CIO unpacks his view that so long as uncertainty persists, gold should maintain its appeal to investors

The rising value of gold feels almost inexorable at this point. In the past month, the yellow metal has picked up by almost nine per cent, rising above $3,600 (USD) per ounce. It has risen more than 25 per cent in the last month and over 44 per cent in the past year. More recently, mining firms took up 17 spots on the 2025 TSX 30 list, reflecting a growing demand for gold price exposure among Canadian investors, either through the ownership of bullion or gold equities.
Sadiq Adatia, Chief Investment Officer at BMO Global Asset Management, explained that gold’s rise has been underpinned by an increasingly uncertain world. As that uncertainty has continued a number of retail, institutional, and state buyers have sought out gold exposure, driving prices higher. He weighed in on the sustainability of this trend, arguing that so long as the world remains uncertain gold will still play a role providing ballast and diversification for investors.
“If we ask ourselves what the point is where we think we're going to get out of gold, we don't actually have a set number at this time,” Adatia says. “It really is about what's going on in the economy and what is there from a potential uncertainty standpoint. As long as those factors remain in place, we're probably going to have gold sitting in our portfolio.”
The latest upward surge in gold prices, Adatia says, has the same core drivers as the past run seen since 2023 when gold began to break out of its historic range. Central banks, especially in emerging markets, have bought large quantities of gold as part of concerted de-dollarization policies. Retail buyers in markets like India have bought large quantities of bullion while retail investors in North America have picked up interest. All of this has been underpinned by uncertainty about global trade policy and geopolitics.
That relationship to uncertainty, Adatia highlights, was shown in the aftermath of the ‘liberation day’ tariffs, when markets digested some of President Trump’s concessions after the initial announcement. As the TACO (Trump Always Chickens Out) trade took hold, gold’s appreciation paused slightly, only to resume as new layers of uncertainty were introduced in the form of sectoral tariffs and unrealized final deals. BMO GAM’s own stance shifted from neutral back to bullish in that period.
The increasing popularity of TSX-listed gold mining equities, Adatia explains, stems from the near-constant improvement in investor appetite for gold. The popularity of the commodity itself has investors seeking different forms of leverage to gold price, one of which can be found in gold miners. Investors who may be experiencing some FOMO or even having lagged returns for want of a meaningful gold exposure may be trying to make up that gap through gold miners.
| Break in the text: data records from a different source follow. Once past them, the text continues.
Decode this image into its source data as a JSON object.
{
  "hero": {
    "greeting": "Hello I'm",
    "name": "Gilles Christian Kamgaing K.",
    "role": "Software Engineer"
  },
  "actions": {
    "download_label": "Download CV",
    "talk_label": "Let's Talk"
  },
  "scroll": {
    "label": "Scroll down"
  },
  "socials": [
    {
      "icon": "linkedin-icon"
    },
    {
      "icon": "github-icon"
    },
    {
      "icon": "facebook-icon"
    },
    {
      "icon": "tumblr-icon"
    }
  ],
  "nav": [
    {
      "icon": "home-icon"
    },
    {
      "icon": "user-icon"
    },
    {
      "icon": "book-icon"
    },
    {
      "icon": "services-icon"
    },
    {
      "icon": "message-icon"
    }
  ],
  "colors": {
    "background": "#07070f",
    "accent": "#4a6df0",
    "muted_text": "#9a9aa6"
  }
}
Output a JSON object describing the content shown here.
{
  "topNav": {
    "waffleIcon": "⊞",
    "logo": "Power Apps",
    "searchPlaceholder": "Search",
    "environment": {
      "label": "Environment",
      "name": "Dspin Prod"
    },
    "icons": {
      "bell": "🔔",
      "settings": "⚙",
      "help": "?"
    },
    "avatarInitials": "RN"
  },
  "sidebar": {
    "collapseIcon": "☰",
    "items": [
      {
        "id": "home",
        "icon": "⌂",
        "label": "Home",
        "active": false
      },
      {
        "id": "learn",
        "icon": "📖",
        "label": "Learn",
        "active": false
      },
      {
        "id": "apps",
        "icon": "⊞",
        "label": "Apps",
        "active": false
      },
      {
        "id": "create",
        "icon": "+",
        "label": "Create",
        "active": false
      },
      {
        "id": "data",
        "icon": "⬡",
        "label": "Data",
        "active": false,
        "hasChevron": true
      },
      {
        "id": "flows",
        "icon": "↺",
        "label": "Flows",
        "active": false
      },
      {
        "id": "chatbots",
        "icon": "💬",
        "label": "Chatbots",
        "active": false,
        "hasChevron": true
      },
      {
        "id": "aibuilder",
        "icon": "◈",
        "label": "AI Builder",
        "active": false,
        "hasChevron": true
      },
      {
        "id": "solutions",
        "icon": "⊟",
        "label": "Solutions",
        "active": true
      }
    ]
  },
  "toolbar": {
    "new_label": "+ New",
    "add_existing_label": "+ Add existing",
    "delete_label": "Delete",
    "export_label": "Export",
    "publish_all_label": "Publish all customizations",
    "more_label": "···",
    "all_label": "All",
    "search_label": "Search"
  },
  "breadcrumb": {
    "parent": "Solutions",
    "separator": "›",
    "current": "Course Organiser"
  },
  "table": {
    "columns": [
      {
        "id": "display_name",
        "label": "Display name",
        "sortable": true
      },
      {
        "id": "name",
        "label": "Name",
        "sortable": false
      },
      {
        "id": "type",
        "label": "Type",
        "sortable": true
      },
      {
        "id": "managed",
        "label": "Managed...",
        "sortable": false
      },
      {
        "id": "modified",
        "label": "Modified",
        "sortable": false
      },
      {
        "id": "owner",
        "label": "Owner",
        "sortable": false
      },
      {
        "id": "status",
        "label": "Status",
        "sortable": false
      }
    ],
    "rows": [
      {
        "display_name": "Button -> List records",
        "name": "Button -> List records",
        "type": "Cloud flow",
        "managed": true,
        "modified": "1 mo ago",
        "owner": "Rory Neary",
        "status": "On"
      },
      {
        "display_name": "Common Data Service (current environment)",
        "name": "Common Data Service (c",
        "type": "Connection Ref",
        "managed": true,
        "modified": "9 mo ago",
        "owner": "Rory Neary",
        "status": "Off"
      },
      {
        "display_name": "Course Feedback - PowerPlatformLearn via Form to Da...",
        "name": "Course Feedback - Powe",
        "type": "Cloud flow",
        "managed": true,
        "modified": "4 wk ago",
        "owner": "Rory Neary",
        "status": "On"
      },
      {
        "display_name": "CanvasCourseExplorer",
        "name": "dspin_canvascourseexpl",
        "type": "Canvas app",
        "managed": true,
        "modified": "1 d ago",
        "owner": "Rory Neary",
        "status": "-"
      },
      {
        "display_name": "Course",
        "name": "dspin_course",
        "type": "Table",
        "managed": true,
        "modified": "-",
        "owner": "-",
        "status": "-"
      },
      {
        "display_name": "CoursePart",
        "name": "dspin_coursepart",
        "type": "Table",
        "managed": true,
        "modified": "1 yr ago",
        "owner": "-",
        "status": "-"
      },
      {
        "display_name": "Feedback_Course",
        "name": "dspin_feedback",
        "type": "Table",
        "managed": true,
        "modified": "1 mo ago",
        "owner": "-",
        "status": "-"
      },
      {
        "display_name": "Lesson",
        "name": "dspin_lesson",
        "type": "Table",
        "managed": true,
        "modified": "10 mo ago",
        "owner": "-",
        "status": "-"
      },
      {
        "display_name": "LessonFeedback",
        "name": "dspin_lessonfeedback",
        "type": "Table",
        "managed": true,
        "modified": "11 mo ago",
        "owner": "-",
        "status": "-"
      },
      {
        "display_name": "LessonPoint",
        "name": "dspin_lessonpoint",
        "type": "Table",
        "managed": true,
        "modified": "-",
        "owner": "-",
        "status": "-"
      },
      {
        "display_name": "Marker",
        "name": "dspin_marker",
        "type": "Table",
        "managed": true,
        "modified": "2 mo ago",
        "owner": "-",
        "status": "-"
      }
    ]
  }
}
Adatia doesn’t believe that the run in gold miners is tied to the actions taken by a particular company. Instead, a rising tide appears to be lifting all boats. Moreover, with many lower cost means of accessing bullion price directly now available on the market, investors in gold equities aren’t making that choice because of a prohibitively expensive commodity price, in his view.
While Adatia notes that Gold’s rapid appreciation may pause or slow in future, he argues that the ongoing global consensus is supportive of the asset class in the long-run. He notes that persistent questions about geopolitical stability, tariffs, and central bank policy are driving investors towards gold exposure as a means of defensive positioning.
The risk to Adatia’s outlook, he notes, is that global uncertainty could pull back. Rate cuts might stimulate stronger GDP growth and the US administration might face greater checks on its power, all of which might lend itself to a narrative of global stability. That, in turn, would erode some of the appetite for gold among investors. In the meantime, Adatia notes that advisors can talk to clients about how gold has behaved in the context of changing economic, geopolitical, and investment realities.
“One of the risks that has played out over the last few years is bonds were supposed to be your mitigator against equity risk, but, unfortunately, bonds have become a lot more correlated to equities,” Adatia says. “What we've seen is gold has been a much better hedge, a much better way to protect your equity side of your portfolio. So in this current environment while the correlations are still high with equities and bonds. We think it makes sense to have an allocation towards gold to deal with that.”